Authored by jansvoboda11 on Aug 22 2023, 6:43 PM.

Details

Summary

When loading (transitively) imported AST file, ModuleManager::addModule() first checks it has the expected signature via readASTFileSignature(). The signature is part of UNHASHED_CONTROL_BLOCK, which is placed at the end of the AST file. This means that just to verify signature of an AST file, we need to skip over all top-level blocks, paging in the whole AST file from disk. This is pretty slow.

This patch moves UNHASHED_CONTROL_BLOCK to the start of the AST file, so that it can be read more efficiently. To achieve this, we use dummy signature when first emitting the unhashed control block, and then backpatch the real signature at the end of the serialization process.

This speeds up dependency scanning by over 9% and significantly reduces run-to-run variability of my benchmarks.

Depends on D158572.

Diff Detail

Event Timeline

jansvoboda11 created this revision.Aug 22 2023, 6:43 PM
Herald added a project: Restricted Project. · View Herald TranscriptAug 22 2023, 6:43 PM
jansvoboda11 requested review of this revision.Aug 22 2023, 6:43 PM
Herald added a project: Restricted Project. · View Herald TranscriptAug 22 2023, 6:43 PM
Herald added a subscriber: cfe-commits. · View Herald Transcript
benlangmuir added inline comments.Aug 23 2023, 10:57 AM
clang/lib/Serialization/ASTReader.cpp
2685

uint8_t has no endianness and has alignment 1 anyway; you can just load it directly or use the same implementation as ASTFileSignature::create

clang/lib/Serialization/ASTWriter.cpp
1143–1172

I wonder if we should hoist these dummy values to the ASTFileSignature type and then assert that they are never read from an ASTReader

1152

We don't need an endian writer when it's bytes

1161

Nit: I think this would be clearer with an early-exit now that it's in a separate function.

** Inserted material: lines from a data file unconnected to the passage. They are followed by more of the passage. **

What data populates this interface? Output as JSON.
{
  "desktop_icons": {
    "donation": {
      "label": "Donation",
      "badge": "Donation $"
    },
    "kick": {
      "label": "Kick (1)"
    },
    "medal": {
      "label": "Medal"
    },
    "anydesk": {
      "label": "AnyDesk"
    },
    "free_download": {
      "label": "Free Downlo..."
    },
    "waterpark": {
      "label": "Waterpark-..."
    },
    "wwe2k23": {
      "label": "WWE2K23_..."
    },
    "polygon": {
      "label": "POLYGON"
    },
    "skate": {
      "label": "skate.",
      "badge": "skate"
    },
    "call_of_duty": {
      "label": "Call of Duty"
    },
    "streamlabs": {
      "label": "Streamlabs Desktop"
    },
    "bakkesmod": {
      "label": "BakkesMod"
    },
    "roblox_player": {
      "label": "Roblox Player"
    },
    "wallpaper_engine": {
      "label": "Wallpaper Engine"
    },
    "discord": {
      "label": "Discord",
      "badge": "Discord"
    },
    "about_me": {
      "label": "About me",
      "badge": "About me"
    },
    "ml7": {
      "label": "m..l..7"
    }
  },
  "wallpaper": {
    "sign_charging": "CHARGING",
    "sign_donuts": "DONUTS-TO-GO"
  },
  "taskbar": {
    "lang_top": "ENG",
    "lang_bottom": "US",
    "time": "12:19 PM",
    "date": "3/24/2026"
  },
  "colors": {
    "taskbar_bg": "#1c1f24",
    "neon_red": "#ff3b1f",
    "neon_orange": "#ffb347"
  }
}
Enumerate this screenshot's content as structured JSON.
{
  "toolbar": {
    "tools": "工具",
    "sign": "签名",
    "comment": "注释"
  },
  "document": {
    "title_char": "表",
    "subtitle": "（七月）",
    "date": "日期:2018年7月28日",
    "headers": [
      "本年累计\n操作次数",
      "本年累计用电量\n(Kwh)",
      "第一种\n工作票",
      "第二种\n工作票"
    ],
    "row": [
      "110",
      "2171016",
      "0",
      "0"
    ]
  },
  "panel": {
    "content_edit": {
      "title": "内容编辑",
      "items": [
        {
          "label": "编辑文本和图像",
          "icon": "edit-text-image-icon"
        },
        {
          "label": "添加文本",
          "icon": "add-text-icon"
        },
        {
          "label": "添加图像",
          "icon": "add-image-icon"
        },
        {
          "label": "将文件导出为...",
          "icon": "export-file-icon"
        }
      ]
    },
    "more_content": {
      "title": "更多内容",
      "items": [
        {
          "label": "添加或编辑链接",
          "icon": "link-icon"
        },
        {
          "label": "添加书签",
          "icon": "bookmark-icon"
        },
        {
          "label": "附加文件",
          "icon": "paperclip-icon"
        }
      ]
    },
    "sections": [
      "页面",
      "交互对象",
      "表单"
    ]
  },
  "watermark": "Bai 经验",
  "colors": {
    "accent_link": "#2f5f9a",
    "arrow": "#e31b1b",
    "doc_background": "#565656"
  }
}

Good suggestions all around, thanks!

clang/lib/Serialization/ASTWriter.cpp
1169

I don't feel great about removing const from Buffer and writing into it directly, circumventing Stream. This currently works fine, because the Stream in ASTWriter is never backed by a file (and therefore never flushed). But if that ever changes, this code is problematic. Do you think this is worth spending more time on?

Stream already has the BackpatchWord() function, which makes sure the underlying file is updated as well in case we're backpatching already-flushed data.

benlangmuir added inline comments.Aug 23 2023, 12:59 PM
clang/lib/Serialization/ASTWriter.cpp
1169

Interesting; what was the reason for not using BackpatchWord from the start? IIUC our signatures should be a multiple of 4 bytes already.

Use Stream::BackpatchWord() instead of manipulating Buffer directly.

Early return.

jansvoboda11 marked 5 inline comments as done.Aug 23 2023, 2:54 PM
jansvoboda11 added inline comments.
clang/lib/Serialization/ASTWriter.cpp
1169

Not sure how I arrived at this. This is fixed in the latest revision.

benlangmuir accepted this revision.Aug 23 2023, 2:54 PM
This revision is now accepted and ready to land.Aug 23 2023, 2:54 PM
This revision was landed with ongoing or failed builds.Aug 24 2023, 9:16 AM
This revision was automatically updated to reflect the committed changes.
jansvoboda11 marked an inline comment as done.